Na conversa entre Gervásio e Roriz, eles falam sobre um suposto apoio financeiro para a campanha. “A menina foi buscar um talão de cheque e o pessoal do banco teria recomendo que somente fosse emitido cheque na próxima semana”, disse o ex-governador do DF. Depois, ele pergunta para Gervásio se o mesmo já havia sido depositado. “Não, pois é somente para o dia 13 de agosto”, responde. O ex-prefeito, também diz que o cheque foi “pré-datado sem problema e que trocou no posto de gasolina cujo proprietário é seu parente”. No final, Gervásio agradece a ajuda e ainda convida Roriz para a posse. “Salvou o pessoal”, conclui.

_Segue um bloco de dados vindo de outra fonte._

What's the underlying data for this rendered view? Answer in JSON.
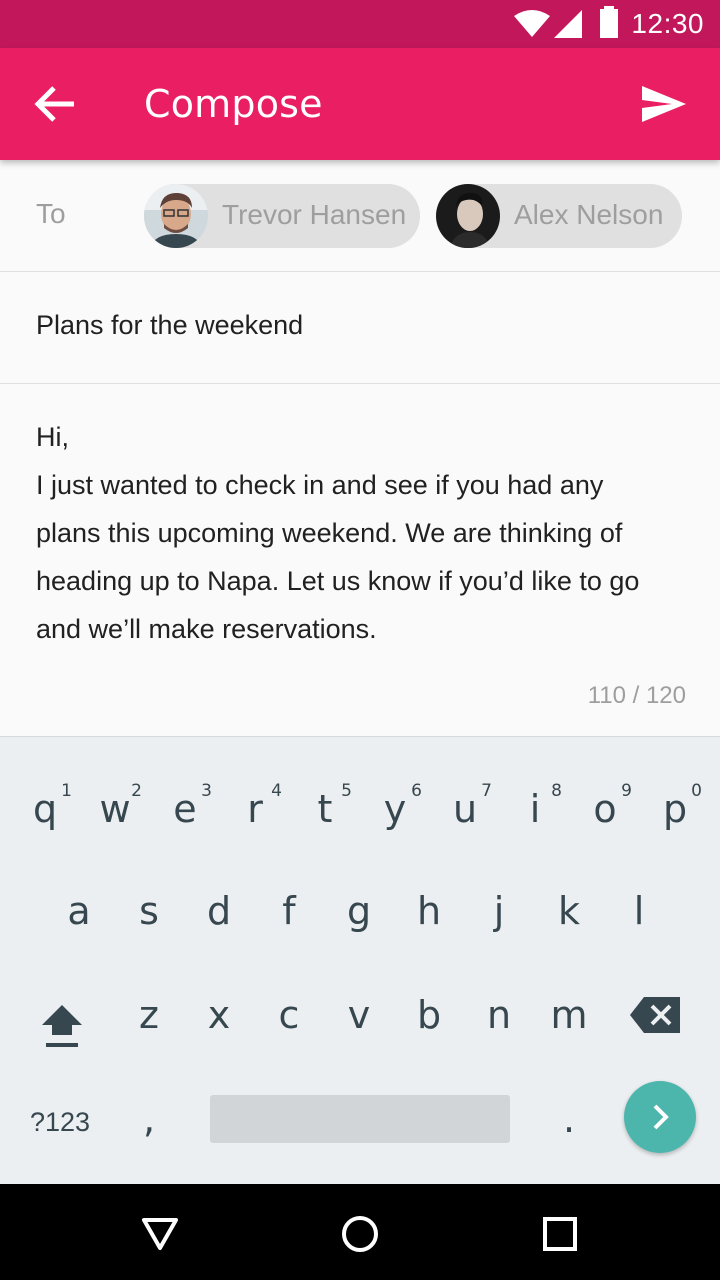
{
  "status_bar": {
    "time": "12:30",
    "icons": [
      "wifi-icon",
      "signal-icon",
      "battery-icon"
    ],
    "color": "#c2185b"
  },
  "app_bar": {
    "title": "Compose",
    "icons": [
      "back-arrow-icon",
      "send-icon"
    ],
    "color": "#e91e63"
  },
  "recipients": {
    "label": "To",
    "chips": [
      {
        "name": "Trevor Hansen"
      },
      {
        "name": "Alex Nelson"
      }
    ]
  },
  "subject": "Plans for the weekend",
  "body": {
    "lines": [
      "Hi,",
      "I just wanted to check in and see if you had any",
      "plans this upcoming weekend. We are thinking of",
      "heading up to Napa. Let us know if you’d like to go",
      "and we’ll make reservations."
    ],
    "counter": "110 / 120"
  },
  "keyboard": {
    "row1": [
      {
        "k": "q",
        "h": "1"
      },
      {
        "k": "w",
        "h": "2"
      },
      {
        "k": "e",
        "h": "3"
      },
      {
        "k": "r",
        "h": "4"
      },
      {
        "k": "t",
        "h": "5"
      },
      {
        "k": "y",
        "h": "6"
      },
      {
        "k": "u",
        "h": "7"
      },
      {
        "k": "i",
        "h": "8"
      },
      {
        "k": "o",
        "h": "9"
      },
      {
        "k": "p",
        "h": "0"
      }
    ],
    "row2": [
      "a",
      "s",
      "d",
      "f",
      "g",
      "h",
      "j",
      "k",
      "l"
    ],
    "row3": [
      "z",
      "x",
      "c",
      "v",
      "b",
      "n",
      "m"
    ],
    "symbols_key": "?123",
    "comma_key": ",",
    "period_key": ".",
    "accent_color": "#4db6ac",
    "icons": [
      "shift-icon",
      "backspace-icon",
      "next-arrow-icon"
    ]
  },
  "nav_bar": {
    "icons": [
      "back-triangle-icon",
      "home-circle-icon",
      "recents-square-icon"
    ]
  }
}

Questionado sobre o diálogo por telefone, Gervásio negou que tenha recebido o cheque de Roriz. Ele confirmou a existência do diálogo e da amizade com o ex-governador do DF. “Sou funcionário do Senado há 28 anos e ele sempre me ajuda, somos vizinhos de fazenda. Quando minha esposa saiu candidata falei de uma ajuda. Ele me falou que ia me passar um cheque pré-datado de R$ 10 mil para agosto. Só que ele teve problema de saúde e não houve nada. E se tivesse me dado, iria fazer a doação de forma legal”, defende-se.

No entanto, em nova escuta, Gervásio confirma o recebimento do cheque para outra pessoa. “É do próprio Joaquim Roriz”, diz. Segundo o promotor Douglas Chegury, o valor que seria repassado para a campanha pelo ex-governador do DF era de R$ 30 mil. “Eu tenho a impressão que em algum momento do diálogo o Roriz se arrependeu de passar esse valor em cheque. Só que o Gervásio foi esperto e falou que já tinha trocado. Também não acredito em interesse do Roriz pela política de São Domingos”, afirma.

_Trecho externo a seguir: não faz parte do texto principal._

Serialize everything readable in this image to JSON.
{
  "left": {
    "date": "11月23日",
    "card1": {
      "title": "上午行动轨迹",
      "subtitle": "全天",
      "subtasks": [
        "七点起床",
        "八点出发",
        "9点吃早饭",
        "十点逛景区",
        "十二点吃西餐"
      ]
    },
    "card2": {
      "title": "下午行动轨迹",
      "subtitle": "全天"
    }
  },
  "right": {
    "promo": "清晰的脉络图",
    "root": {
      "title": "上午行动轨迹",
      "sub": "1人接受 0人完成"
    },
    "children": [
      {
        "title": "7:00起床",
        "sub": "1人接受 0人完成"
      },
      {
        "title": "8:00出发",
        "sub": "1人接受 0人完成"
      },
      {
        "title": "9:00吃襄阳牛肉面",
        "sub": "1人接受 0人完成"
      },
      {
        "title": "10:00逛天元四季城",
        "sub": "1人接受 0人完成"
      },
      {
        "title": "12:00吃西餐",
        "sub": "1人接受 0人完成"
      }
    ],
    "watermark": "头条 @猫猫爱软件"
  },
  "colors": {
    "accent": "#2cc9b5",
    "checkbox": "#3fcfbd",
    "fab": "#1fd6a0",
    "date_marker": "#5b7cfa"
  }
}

Em outro diálogo, Gervásio pergunta para uma pessoa não identificada se não conseguiria R$ 30 mil com Fabrício Paiva, para pagamento de dívida de campanha, de cerca de R$ 100 mil. A resposta foi que ele tentaria localizar o candidato. No dia seguinte, veio o retorno. “Ele disse que o Júnior (Friboi) está fora de Goiânia e que Fabrício está tentando outro jeito, fora do escritório, para conseguir esses R$ 30 mil”. Fabrício também veio para São Domingos e discursou na posse de Etélia. “Não se sabe se teve essa doação”, afirma Douglas.

Segundo o promotor, em outra interceptação, Gervásio conversa sobre um depósito no valor de R$ 3.200 para o pagamento de uma van, que foi utilizada para o transporte ilegal de eleitores. O dinheiro, era do prefeito de Iaciara, Adão Luiz Ribeiro, foi transferido para a conta do primo de Gervásio, Deusmar Gonçalves. 

No entanto, ocorreu um erro durante a digitação do valor e foram depositados R$ 32 mil. “Depois disso, o primo dele não queria devolver a diferença e eles conseguiram recuperar apenas R$ 16 mil”, afirma Douglas.

Perguntado sobre um possível processo judicial contra os interceptados, o promotor disse que não é possível fazer nada quanto à questão eleitoral. “Por que o prazo era curto. Claro que eles estão sujeitos, no meu entendimento, a responder por improbidade administrativa. Até por dano moral coletivo, porque, bem ou mal, eles foram responsáveis diretos por termos outra eleição”, afirmou.